LITURGIA EUCARÍSTICA
PREPARAÇÃO DAS
OFERENDAS
17. Inicia-se
o canto do ofertório, enquanto os ministros colocam no altar o corporal, o
sanguinho, o cálice e o missal.
18. Convém
que os fiéis manifestem a sua participação, trazendo o pão e o vinho para a
celebração da Eucaristia, ou outros dons para auxílio da comunidade e dos
pobres.
CANTO
1. FELIZ AQUELA QUE ACREDITOU
E ME ENSINOU A ACREDITAR
DITOSA AQUELA QUE DEUS SAGROU
E ME ENSINOU A ME CONSAGRAR
FELIZ AQUELA QUE ACREDITOU
E ME ENSINOU A VIVER A VIDA
DITOSA AQUELA QUE MAIS AMOU
E ME ENSINOU A AMAR SEM MEDIDA
DITOSA AQUELA QUE MAIS AMOU
E ME ENSINOU A AMAR SEM MEDIDA
2. FELIZ AQUELA QUE ACREDITOU
E ME ENSINOU A DAR O MEU SIM
DITOSA AQUELA QUE SE ENTREGOU
E ME ENSINOU A ENTREGAR-ME A MIM
19. O
sacerdote, de pé, toma a patena com o pão e, elevando-a um pouco sobre o altar,
reza em silêncio:
Pres.: Bendito
sejais, Senhor, Deus do universo, pelo pão que recebemos de vossa bondade,
fruto da terra e do trabalho humano, que agora vos apresentamos, e para nós se
vai tornar pão da vida.
Em
seguida, coloca a patena como pão sobre o corporal.
Se não
houver canto ao ofertório, poderá o sacerdote recitar em voz alta as palavras
acima, e o povo acrescentar a aclamação:
Ass.: Bendito
seja Deus para sempre!
20. O
diácono ou o sacerdote derrama vinho e um pouco d'água no cálice, rezando em
silêncio:
Pres.: Pelo
mistério desta água e deste vinho possamos participar da divindade do vosso
Filho, que se dignou assumir a nossa humanidade.
21. Em
seguida, o sacerdote toma o cálice e, elevando-o um pouco sobre o altar, reza
em silêncio:
Pres.: Bendito
sejais, Senhor, Deus do universo, pelo vinho que recebemos de vossa bondade,
fruto da videira e do trabalho humano, que agora vos apresentamos e que para
nós se vai tornar vinho da salvação.
Coloca
o cálice sobre o corporal.
Se não
houver canto ao ofertório, poderá o sacerdote recitar em voz alta as palavras
acima, e o povo acrescentar a aclamação:
Ass.: Bendito seja Deus para sempre!
22. O
sacerdote, inclinado, reza em silêncio:
Pres.: De coração contrito e humilde, sejamos, Senhor,
acolhidos por vós; e seja o nosso sacrifício de tal modo oferecido que vos
agrade, nosso Deus.
23. Se for
oportuno, incensa as oferendas e o altar.

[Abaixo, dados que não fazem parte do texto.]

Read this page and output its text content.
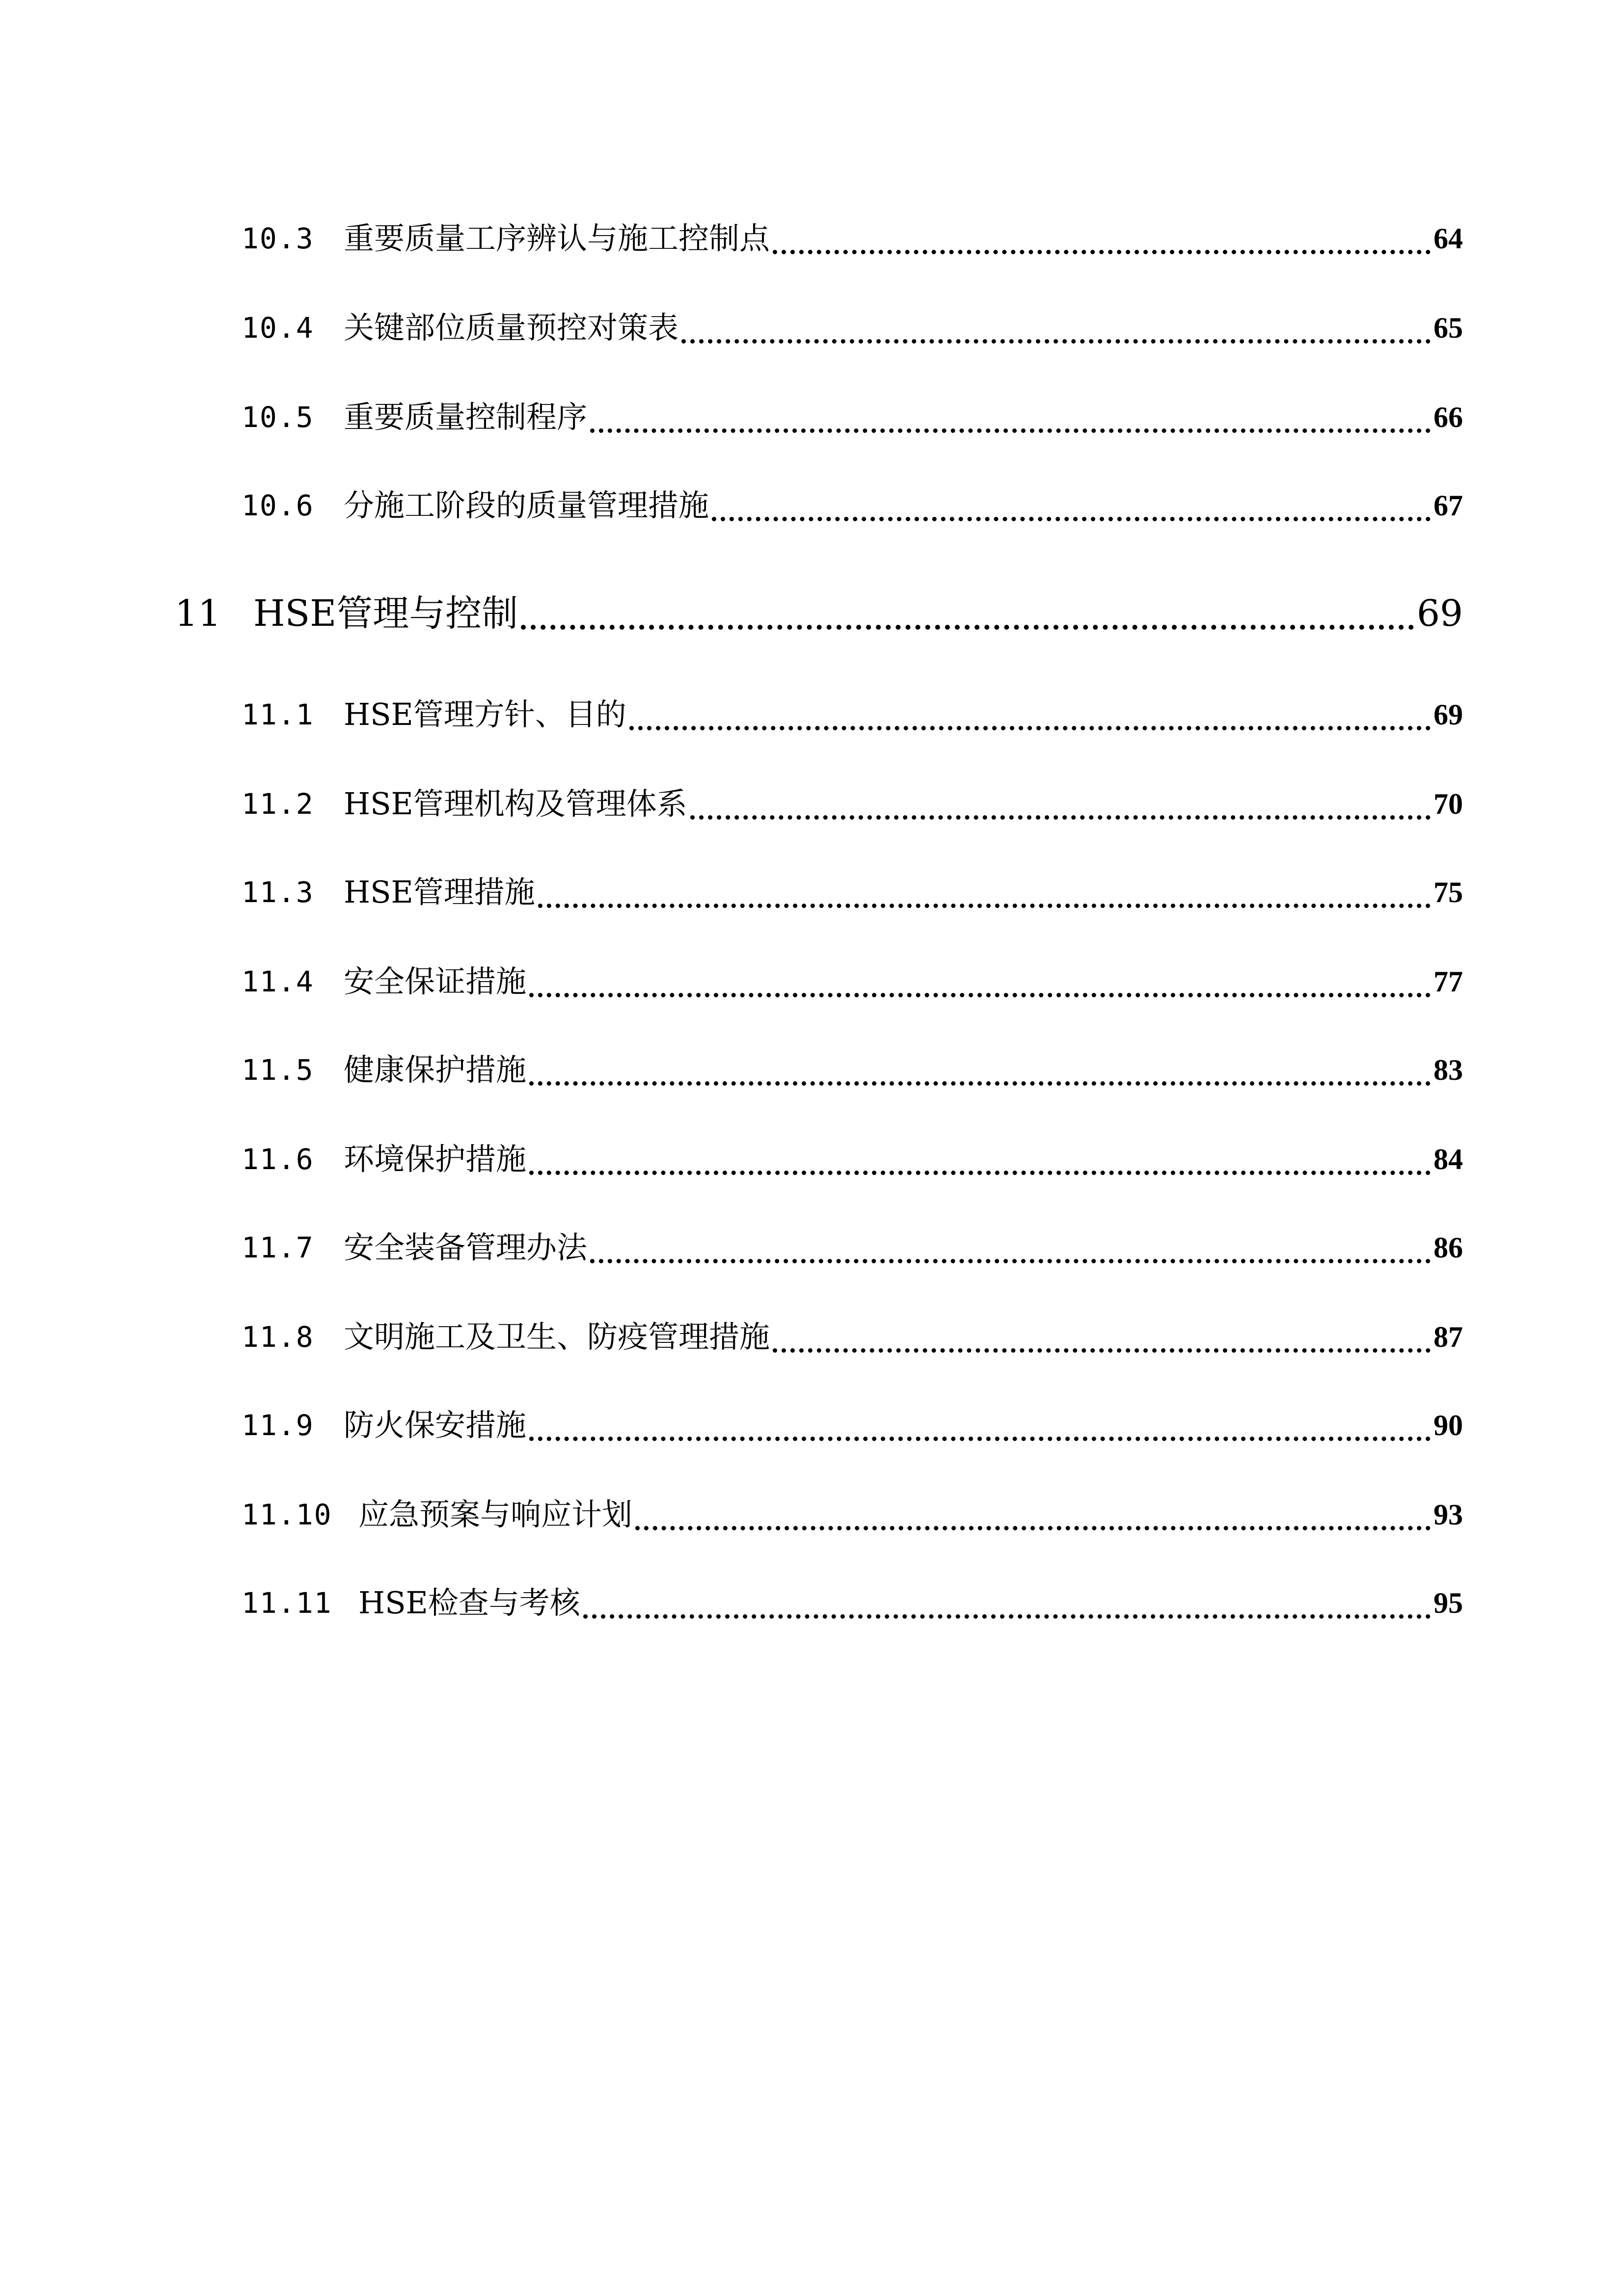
10.3 重要质量工序辨认与施工控制点	64
10.4 关键部位质量预控对策表	65
10.5 重要质量控制程序	66
10.6 分施工阶段的质量管理措施	67
11 HSE管理与控制	69
11.1 HSE管理方针、目的	69
11.2 HSE管理机构及管理体系	70
11.3 HSE管理措施	75
11.4 安全保证措施	77
11.5 健康保护措施	83
11.6 环境保护措施	84
11.7 安全装备管理办法	86
11.8 文明施工及卫生、防疫管理措施	87
11.9 防火保安措施	90
11.10 应急预案与响应计划	93
11.11 HSE检查与考核	95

Depois, o diácono ou o ministro
incensa o sacerdote e o povo.
24. O
sacerdote, de pé, ao lado do altar, lava as mãos, dizendo em silêncio:
Pres.: Lavai-me, Senhor, de minhas faltas e purificai-me de
meus pecados.
CONVITE À ORAÇÃO
25. No meio
do altar e voltdo para o povo, estendendo e unindo as mãos, o sacerdote diz:
Pres.: Orai, irmãos e irmãs, para que o nosso sacrifício seja
aceito por Deus Pai todo-poderoso.
Ass.: Receba o Senhor por tuas mãos este sacrifício, para glória do seu nome, para nosso bem e de toda a santa Igreja.
26. Em
seguida, abrindo os braços, o sacerdote reza a oração sobre as oferendas.
Ass.: Amen.
PREFÁCIO
(Prefácio da Imaculada Conceição)
27. Começando
a Oração Eucarística, o sacerdote abre os braços e diz:
Pres.: O
Senhor esteja convosco.
Ass.: Ele
está no meio de nós.
Erguendo
as mãos, o sacerdote prossegue:
Pres.: Corações
ao alto.
Ass.: O nosso
coração está em Deus.
O
sacerdote, com os raços abertos, acrescenta:
Pres.: Demos graças ao Senhor, nosso Deus.
Ass.: É nosso
dever e nossa salvação.
O
sacerdote, de braços abertos, continua o prefácio.
Ao
final, une as mãos e, com o povo, canta:
CANTO
SANCTUS, SANCTUS, SANCTUS DOMINUS DEUS SABAOTH
PLENI SUNT CAELI ET TERRA GLORIA TUA.
HOSSANA IN EXCELSIS
BENEDICTUS QUI VENIT IN NOMINE DOMINI
HOSSANA IN EXCELSIS
28. Em
todas as missas, o sacerdote deverá proferir com voz inteligível a Oração
eucarística; poderão ser cantadas aquelas partes que, segundo o rito da
concelebração, forem apropriadas ao canto.
ORAÇÃO EUCARÍSTICA II
109. O
sacerdote, de braços abertos, diz:
Pres: Vós Senhor sois verdadeiramente Santo, dois a fonte de toda a Santidade
103. Une as mãos e as estende sobre as oferendas, dizendo:
Santificai,
estes dons, derramando sobre eles o vosso Espirito
une
as mãos e traça o sinal da cruz sobre o pão e o cálice ao mesmo tempo, dizendo:
de modo que se convertam para nós no Corpo e + Sangue de Jesus Cristo, vosso Filho e Senhor nosso.
O
sacerdote une as mãos.
104. Nas fórmulas que se seguem, as palavras do Senhor sejam proferidas de modo
claro e audível, como requer a sua natureza.
Pres: Na hora em que Ele se entregava, para voluntariamente sofrer a morte ,
toma
o pão, mantendo-o um pouco elevado sobre o altar, e prossegue:
Ele
tomou o pão, e dando graças, partiu-o e deu-o aos seus discípulos.
Mostra
ao povo a hóstia consagrada, coloca-a na patena, fazendo genuflexão para
adorá-la.
105. Então prossegue:
Pres: De igual modo, no fim da ceia
toma
o cálice nas mãos, mantendo-o um pouco elevado sobre o altar, e prossegue:
Ele
tomou o cálice e, dando graças deu-o aos seus discípulos.
Mostra
o cálice ao povo, coloca-o sobre o corporal, e faz a genuflexão para adorá-lo.
106. Em seguida, diz:
Pres: Mistério da fé!
O
povo aclama:
Ass: Anunciamos, Senhor, a vossa morte e
proclamamos a vossa ressurreição. Vinde, Senhor Jesus!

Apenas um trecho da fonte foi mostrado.